|Start Page Number:||108|
|End Page Number:||149|
|Publication Date:||Feb 2017|
|Authors:||Lee Deishin, Ata Baris, Tongarlak Mustafa Hayri|
|Keywords:||decision, agriculture & food, inventory: order policies, retailing|
The fresh produce supply chain is characterized by large (mainstream) farms that are located far from consumers, and capacity‐constrained (local) farms that are located close to the consumer. In this setting, we study: (i) how leadtime and capacity asymmetry between mainstream and local farms affect a retail grocer's order policy for fresh produce, and (ii) how various operational mechanisms can increase the amount sourced from local farms.

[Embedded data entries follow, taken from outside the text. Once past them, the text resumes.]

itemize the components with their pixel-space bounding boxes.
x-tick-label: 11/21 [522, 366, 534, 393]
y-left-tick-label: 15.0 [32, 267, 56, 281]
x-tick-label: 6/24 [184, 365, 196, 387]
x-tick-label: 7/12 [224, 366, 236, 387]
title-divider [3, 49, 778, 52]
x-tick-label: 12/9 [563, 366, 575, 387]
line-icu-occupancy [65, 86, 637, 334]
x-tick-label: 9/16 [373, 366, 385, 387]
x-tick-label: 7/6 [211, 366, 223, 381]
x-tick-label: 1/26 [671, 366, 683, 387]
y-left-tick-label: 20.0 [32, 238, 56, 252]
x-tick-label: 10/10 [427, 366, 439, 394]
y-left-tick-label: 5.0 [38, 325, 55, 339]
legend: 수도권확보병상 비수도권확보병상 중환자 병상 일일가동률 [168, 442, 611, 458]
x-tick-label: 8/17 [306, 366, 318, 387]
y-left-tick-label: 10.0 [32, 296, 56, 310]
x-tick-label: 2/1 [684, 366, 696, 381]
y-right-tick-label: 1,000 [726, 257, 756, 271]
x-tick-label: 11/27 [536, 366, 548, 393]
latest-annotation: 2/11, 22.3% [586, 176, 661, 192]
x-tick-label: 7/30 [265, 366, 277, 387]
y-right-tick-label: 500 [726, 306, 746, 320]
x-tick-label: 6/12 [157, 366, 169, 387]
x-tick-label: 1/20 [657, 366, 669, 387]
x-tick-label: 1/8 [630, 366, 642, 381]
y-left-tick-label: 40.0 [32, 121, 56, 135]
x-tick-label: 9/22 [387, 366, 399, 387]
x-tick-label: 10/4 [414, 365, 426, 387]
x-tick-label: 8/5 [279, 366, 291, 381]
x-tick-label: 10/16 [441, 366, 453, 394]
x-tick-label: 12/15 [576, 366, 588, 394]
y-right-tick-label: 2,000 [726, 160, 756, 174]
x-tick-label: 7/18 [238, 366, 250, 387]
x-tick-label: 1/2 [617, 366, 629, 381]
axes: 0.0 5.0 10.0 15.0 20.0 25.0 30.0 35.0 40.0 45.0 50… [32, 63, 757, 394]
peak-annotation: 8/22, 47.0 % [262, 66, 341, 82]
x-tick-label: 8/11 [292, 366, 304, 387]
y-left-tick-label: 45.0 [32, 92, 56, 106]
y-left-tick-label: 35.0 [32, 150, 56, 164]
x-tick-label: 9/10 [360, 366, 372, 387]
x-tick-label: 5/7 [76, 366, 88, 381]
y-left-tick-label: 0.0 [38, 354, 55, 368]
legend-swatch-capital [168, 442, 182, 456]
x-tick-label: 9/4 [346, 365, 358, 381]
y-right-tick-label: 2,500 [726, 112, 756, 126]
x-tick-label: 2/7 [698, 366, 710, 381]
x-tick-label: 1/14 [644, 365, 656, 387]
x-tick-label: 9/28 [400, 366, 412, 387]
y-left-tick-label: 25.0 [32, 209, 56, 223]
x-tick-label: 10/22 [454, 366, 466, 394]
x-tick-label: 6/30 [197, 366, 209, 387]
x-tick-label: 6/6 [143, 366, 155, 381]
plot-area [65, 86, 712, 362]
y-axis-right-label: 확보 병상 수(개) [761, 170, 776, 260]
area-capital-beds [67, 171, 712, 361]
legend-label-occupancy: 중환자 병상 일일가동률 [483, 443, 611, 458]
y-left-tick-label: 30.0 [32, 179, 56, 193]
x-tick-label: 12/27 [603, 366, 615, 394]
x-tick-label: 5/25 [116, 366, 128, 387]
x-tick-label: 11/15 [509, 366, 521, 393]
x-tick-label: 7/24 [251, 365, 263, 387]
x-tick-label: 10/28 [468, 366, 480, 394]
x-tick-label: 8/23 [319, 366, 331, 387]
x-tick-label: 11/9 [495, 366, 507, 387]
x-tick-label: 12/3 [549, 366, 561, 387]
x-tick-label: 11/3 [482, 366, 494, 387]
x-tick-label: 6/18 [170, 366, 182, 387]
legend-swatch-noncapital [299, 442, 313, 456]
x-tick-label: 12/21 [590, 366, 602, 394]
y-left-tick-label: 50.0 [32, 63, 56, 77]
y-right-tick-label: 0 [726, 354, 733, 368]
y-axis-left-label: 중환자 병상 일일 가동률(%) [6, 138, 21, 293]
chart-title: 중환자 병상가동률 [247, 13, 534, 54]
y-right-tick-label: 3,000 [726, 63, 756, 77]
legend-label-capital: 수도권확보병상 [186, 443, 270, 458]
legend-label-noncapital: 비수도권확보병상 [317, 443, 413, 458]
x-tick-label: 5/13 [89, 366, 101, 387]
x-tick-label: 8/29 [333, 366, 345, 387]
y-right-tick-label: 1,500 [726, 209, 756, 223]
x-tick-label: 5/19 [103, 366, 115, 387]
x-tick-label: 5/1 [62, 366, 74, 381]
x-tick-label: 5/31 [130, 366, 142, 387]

We show that this supply chain structure is disadvantageous for local suppliers (farms) because it induces the retailer to treat the local supply as a de facto responsive supply without paying a premium for the responsiveness. This disadvantage is exacerbated when the retailer's objective is to achieve a high service level. We study three mechanisms that can improve conditions for local farms: working with an intermediary, backhauling, and a retail order policy, purchase guarantee, that explicitly supports local farms. The intermediary and backhauling mechanisms help the local farm by making local supply more attractive to the retailer, inducing her to order more locally sourced produce. The intermediary reduces the retailer's overstock and stockout costs whereas backhauling increases the average margin. The purchase guarantee order policy helps local farms at the expense of retail profit. However, we show that purchase guarantee and backhauling are complementary mechanisms that together can benefit the retailer and local farms.